16 thoughts on “Confirmed: Female gray wolf roaming northern Arizona

  1. Meanwhile “hunters” are killing wolves like crazy in Wisconsin. I read the Obama Administration had delisted the wolf from the ES Act? A good friend of mine is a wolf advocate in CA and lives near Yellowstone with her own “pet” wolf. She keeps me informed about the atrocities of humans. Also the wonderful things wolves have done to improve the ecosystem of Yellowstone national Park, via killing deer or was it moose? The bears and birds are making a comeback thinks to the wolves.

    My cousin Anne who works in the governor’s office in North Dakota told me they were trying to strengthen the protection for wolves.

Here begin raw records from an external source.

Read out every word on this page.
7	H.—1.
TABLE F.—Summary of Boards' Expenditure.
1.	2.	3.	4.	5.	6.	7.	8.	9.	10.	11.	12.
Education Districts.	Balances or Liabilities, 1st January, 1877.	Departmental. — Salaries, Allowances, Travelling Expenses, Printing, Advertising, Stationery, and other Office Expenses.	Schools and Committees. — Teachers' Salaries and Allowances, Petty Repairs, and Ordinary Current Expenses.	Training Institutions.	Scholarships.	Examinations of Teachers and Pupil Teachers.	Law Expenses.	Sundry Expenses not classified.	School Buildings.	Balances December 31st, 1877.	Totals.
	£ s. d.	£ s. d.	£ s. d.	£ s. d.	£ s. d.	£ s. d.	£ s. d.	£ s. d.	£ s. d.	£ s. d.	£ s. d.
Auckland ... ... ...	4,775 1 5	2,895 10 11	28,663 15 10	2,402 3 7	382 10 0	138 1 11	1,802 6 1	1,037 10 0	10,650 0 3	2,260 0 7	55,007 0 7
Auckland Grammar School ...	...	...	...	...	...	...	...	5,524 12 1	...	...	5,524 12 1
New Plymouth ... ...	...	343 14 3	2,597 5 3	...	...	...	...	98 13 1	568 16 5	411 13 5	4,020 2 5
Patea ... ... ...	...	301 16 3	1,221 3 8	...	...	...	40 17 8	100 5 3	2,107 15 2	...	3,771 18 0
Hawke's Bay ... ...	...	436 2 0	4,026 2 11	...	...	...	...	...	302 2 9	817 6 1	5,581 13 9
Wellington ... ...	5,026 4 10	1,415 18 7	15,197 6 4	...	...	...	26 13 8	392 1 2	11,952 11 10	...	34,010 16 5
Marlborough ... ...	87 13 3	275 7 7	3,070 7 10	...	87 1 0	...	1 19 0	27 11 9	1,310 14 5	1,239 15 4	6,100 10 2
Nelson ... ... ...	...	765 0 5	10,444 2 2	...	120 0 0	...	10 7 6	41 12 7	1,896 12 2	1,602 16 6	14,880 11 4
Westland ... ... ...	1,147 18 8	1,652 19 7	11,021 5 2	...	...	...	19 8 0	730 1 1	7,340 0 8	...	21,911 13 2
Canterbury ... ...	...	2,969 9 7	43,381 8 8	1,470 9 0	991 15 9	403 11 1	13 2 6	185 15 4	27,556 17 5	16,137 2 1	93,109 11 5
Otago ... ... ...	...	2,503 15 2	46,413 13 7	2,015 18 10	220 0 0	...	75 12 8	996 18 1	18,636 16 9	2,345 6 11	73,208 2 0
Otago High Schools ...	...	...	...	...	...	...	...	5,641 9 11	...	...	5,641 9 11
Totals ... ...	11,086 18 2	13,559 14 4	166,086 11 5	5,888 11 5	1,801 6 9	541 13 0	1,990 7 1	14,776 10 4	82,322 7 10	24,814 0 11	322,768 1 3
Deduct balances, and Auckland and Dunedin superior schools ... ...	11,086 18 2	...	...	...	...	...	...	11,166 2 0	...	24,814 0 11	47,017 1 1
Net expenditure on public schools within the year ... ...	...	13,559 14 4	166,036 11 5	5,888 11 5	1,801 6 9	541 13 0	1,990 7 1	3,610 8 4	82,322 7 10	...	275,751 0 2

    1. The stories out of Arizona keep saying she protected by the ESA but I was under the impression that except for the Yellowstone packs, wolves were delisted via a sneaky rider on a budget bill that was passed in 2011. Perhaps they’ve determined she’s from one of the Yellowstone packs. But the way wolves are again being slaughtered in Idaho, Wyoming, and Montana, I wouldn’t count on any piece of paper to protect a wolf in the wild.

      I’ve written a lot about wolves over the years and don’t think their protection should have been lifted for many more years. They are an integral part of our wildlands and we are nowhere close to restoring them to their previous numbers. If nothing else, we need them to control burgeoning elk herds, as in Rocky Mountain National Park. Of course, that’s exactly what hunters and outfitters object to. They want more elk.

      1. Clarification from the Center for Biological Diversity:

        In April 2011 Congress attached a rider to a must-pass budget bill that stripped Endangered Species Act protections from wolves in all of Montana and Idaho, the eastern third of Washington and Oregon, and a small portion of northern Utah — an unprecedented action that, for the first time in the history of the Act, removed a species from the endangered list by political fiat instead of science. Wolves were delisted in Wyoming, as well, in September 2012. The Fish and Wildlife Service also removed protections from wolves in the Great Lakes region. Montana, Idaho, Wyoming, Minnesota and Wisconsin have begun public wolf hunting and/or trapping, and the U.S. Department of Agriculture, cooperating with state agencies, is expanding its program of trapping, radio-collaring and releasing, then aerial gunning the pack-mates of these collared wolves — a program that, while wolves were protected by the Act, had been limited to those that preyed on livestock.

      2. Just horrible and worse than I thought. That it happened now is a very bad sign. I agree with you that they should still be covered by the ESA. Politics are so scrambled now its difficult to know who to blame. What a bunch of cowards. I don’t expect things to get any better any time soon, however. Very bad for the environment.

      3. So many years of hunters, outfitters, and ranchers nearly exterminating wolves. Then many, many years of work by biologists and naturalists to reestablish the species. And then, almost immediately, wolves get delisted and the slaughter begins again. It’s a continuing tragedy, driven by money and greed.

      4. Agree, they are pigs and shooting animals from planes is despicable. I have written to my Senators…both moderate Democrats, about these issues. However we are ignorant Easterners, so what do we know…. Meanwhile deer have run into my daughter’s car twice. My boss said I should. Get a bumper sticker that read..Kill Bambi!

      5. Twice!? Wow, she’s been really unlucky with the deer, hasn’t she? Although very lucky she hasn’t been seriously hurt (at least I hope not).